Index based Statistical Analysis of Large Text Corpora

Summary. The statistical analysis of large text corpora is a fundamental method for gaining insights into the structure of language. Insights obtained from intelligent corpus analysis can be used for a large number of specific applications in natural language processing (NLP), such as grammar development, machine translation, terminology and named entity extraction, text correction, semantic text analysis, and others. Progress in these fields leads to improvements of related applications in information science (search engine technology) and many other text oriented disciplines. For the EU, these applications are of major interest: the need to translate documents between 24 European languages, the goal of a multilingual access to textual European cultural heritage, and the necessity to establish an independent European web search technology makelong term improvements in these fields crucial.

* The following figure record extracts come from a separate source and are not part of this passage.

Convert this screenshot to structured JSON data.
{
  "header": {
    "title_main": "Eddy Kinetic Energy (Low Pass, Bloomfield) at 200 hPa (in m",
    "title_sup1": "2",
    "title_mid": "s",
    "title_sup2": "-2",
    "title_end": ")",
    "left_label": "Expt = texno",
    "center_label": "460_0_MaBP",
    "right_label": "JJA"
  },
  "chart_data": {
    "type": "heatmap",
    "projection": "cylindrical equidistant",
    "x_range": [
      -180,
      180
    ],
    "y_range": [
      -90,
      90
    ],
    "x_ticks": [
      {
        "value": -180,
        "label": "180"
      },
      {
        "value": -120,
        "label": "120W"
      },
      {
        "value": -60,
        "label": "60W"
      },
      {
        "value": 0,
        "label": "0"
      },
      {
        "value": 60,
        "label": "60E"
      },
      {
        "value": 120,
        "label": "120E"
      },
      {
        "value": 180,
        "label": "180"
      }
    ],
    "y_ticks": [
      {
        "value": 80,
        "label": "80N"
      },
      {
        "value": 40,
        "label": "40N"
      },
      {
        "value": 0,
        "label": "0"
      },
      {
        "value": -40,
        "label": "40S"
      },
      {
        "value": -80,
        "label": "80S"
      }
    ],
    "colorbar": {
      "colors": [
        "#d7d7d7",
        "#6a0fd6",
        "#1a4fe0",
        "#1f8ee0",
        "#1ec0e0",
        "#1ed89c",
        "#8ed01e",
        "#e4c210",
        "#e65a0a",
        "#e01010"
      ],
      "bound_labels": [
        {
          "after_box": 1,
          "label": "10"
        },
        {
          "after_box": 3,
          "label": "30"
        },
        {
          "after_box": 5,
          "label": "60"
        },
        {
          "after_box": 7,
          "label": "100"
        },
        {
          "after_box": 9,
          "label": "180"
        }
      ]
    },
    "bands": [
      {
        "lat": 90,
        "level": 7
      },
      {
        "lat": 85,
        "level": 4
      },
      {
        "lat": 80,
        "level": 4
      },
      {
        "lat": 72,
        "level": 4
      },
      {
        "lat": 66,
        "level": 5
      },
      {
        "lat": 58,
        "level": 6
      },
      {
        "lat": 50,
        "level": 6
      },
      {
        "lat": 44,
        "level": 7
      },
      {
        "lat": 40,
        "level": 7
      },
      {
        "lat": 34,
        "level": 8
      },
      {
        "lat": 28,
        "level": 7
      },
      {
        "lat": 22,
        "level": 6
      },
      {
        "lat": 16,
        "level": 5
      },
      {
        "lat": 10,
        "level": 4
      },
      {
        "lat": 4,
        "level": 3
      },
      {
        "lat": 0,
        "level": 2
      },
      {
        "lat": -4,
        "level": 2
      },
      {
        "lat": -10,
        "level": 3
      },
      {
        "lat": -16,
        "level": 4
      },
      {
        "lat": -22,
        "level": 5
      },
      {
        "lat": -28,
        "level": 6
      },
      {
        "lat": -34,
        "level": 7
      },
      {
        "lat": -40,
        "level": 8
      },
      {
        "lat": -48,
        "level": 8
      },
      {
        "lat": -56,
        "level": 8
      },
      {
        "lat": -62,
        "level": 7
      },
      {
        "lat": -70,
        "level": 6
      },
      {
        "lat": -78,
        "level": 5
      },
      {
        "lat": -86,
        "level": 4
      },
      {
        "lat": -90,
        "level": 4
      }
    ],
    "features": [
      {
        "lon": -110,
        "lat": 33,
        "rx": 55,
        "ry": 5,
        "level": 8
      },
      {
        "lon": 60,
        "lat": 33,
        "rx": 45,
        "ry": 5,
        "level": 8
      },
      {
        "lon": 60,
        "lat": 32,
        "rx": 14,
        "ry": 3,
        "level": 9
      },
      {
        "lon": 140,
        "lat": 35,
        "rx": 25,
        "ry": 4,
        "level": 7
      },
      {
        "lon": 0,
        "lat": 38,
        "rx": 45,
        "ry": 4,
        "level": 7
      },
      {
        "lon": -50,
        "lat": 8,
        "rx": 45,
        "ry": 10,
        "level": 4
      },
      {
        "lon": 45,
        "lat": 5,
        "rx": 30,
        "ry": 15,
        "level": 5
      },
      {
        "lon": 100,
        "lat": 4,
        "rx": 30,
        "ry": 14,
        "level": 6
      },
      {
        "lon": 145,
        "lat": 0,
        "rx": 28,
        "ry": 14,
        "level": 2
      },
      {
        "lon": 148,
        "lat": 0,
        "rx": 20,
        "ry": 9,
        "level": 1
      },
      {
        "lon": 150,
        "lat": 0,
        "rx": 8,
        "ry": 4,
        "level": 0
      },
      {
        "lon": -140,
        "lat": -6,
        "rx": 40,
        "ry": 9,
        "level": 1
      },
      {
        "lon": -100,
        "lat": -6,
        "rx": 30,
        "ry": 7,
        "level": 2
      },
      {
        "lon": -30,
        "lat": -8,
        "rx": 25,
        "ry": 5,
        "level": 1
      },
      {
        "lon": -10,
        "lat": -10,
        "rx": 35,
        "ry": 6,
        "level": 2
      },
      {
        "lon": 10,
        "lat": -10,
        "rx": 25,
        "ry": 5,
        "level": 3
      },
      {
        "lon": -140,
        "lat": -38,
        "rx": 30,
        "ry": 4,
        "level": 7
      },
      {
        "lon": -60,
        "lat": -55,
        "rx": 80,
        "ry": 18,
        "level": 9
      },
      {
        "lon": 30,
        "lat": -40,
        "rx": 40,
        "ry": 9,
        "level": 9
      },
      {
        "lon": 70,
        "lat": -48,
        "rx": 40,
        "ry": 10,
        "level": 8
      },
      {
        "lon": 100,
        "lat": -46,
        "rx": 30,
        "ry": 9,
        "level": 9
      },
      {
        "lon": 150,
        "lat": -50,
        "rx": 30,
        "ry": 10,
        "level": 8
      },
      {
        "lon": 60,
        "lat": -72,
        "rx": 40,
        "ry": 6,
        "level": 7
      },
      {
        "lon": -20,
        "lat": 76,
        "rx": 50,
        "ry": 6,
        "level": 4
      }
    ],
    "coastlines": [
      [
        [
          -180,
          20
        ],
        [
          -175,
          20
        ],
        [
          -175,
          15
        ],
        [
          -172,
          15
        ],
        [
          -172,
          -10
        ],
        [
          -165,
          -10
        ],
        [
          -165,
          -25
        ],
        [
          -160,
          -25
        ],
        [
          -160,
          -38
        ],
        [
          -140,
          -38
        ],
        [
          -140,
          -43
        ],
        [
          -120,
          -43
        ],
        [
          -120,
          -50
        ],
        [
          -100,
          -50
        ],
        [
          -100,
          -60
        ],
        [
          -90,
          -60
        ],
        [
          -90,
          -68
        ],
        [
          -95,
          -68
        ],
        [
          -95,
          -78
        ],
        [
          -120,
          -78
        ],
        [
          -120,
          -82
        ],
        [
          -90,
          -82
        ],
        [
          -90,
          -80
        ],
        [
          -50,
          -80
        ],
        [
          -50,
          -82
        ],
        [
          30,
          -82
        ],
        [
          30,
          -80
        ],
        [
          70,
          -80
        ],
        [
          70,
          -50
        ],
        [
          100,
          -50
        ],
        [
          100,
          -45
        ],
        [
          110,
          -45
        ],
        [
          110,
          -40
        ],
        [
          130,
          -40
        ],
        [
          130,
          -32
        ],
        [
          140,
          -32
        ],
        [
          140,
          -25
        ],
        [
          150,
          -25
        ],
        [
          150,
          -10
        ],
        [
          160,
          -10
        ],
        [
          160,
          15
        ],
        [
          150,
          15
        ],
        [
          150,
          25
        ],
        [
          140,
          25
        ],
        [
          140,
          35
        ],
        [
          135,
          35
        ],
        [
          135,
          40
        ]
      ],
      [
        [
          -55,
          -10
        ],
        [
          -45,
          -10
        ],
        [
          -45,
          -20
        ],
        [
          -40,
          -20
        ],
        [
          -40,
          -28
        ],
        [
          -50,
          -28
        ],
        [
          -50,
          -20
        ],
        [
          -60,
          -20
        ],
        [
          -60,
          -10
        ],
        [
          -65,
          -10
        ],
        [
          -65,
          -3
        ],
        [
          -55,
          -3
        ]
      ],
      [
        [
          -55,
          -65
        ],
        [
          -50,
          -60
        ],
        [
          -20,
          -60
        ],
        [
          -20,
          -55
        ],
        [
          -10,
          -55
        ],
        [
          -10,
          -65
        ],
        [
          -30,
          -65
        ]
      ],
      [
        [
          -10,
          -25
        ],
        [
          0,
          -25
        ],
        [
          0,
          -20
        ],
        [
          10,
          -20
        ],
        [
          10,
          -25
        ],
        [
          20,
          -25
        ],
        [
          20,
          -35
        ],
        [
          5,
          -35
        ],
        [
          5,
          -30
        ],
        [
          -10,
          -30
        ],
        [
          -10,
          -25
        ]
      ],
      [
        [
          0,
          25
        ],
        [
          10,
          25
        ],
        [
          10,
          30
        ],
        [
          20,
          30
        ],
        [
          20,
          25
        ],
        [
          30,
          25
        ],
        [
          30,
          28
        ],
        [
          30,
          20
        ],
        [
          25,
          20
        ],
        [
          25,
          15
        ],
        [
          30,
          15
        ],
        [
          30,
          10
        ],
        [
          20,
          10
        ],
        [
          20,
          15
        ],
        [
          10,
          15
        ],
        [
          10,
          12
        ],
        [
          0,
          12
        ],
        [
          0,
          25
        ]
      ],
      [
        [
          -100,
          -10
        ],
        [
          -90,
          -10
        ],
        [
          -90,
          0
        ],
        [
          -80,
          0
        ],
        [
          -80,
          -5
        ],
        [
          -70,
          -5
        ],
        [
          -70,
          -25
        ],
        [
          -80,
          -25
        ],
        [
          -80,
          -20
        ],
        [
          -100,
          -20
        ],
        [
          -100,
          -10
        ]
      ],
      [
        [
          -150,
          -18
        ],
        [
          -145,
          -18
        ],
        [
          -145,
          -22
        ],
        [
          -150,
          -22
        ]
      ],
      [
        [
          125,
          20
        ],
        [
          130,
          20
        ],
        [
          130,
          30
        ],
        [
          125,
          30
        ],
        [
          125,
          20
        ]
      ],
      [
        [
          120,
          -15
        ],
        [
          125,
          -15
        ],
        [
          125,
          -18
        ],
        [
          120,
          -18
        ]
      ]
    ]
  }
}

The core contribution of this project is a new methodology aimed at fundamentally improving statistical analysis of large text corpora. A weakness of current methods in corpus analysis is insufficient use of contextual information. Properly understanding the role, function and meaning of a phrase or word (which is important for many applications, e.g., for translation, search, etc.) is often only possible when taking sentence/paragraph contexts into account. Building on the latest developments in text indexing we intend to develop and study a new representation of corpora which is superior to present formats in three respects. Firstly and most importantly, it offers a much better access to contextual information. At the same time, it secondly yields better distinction criteria between arbitrary and meaningful parts of text, and thirdly it gives hints on how to compose/decompose phrases. With all these features, the new index based corpus representation provides a solid basis for fundamentally improving statistical analysis of corpora. The current advanced hardware developments guarantee that an index rich in information on phrases and contexts can be practically computed, processed and analyzed for larger and larger input corpora, which explains why this research should be undertaken now.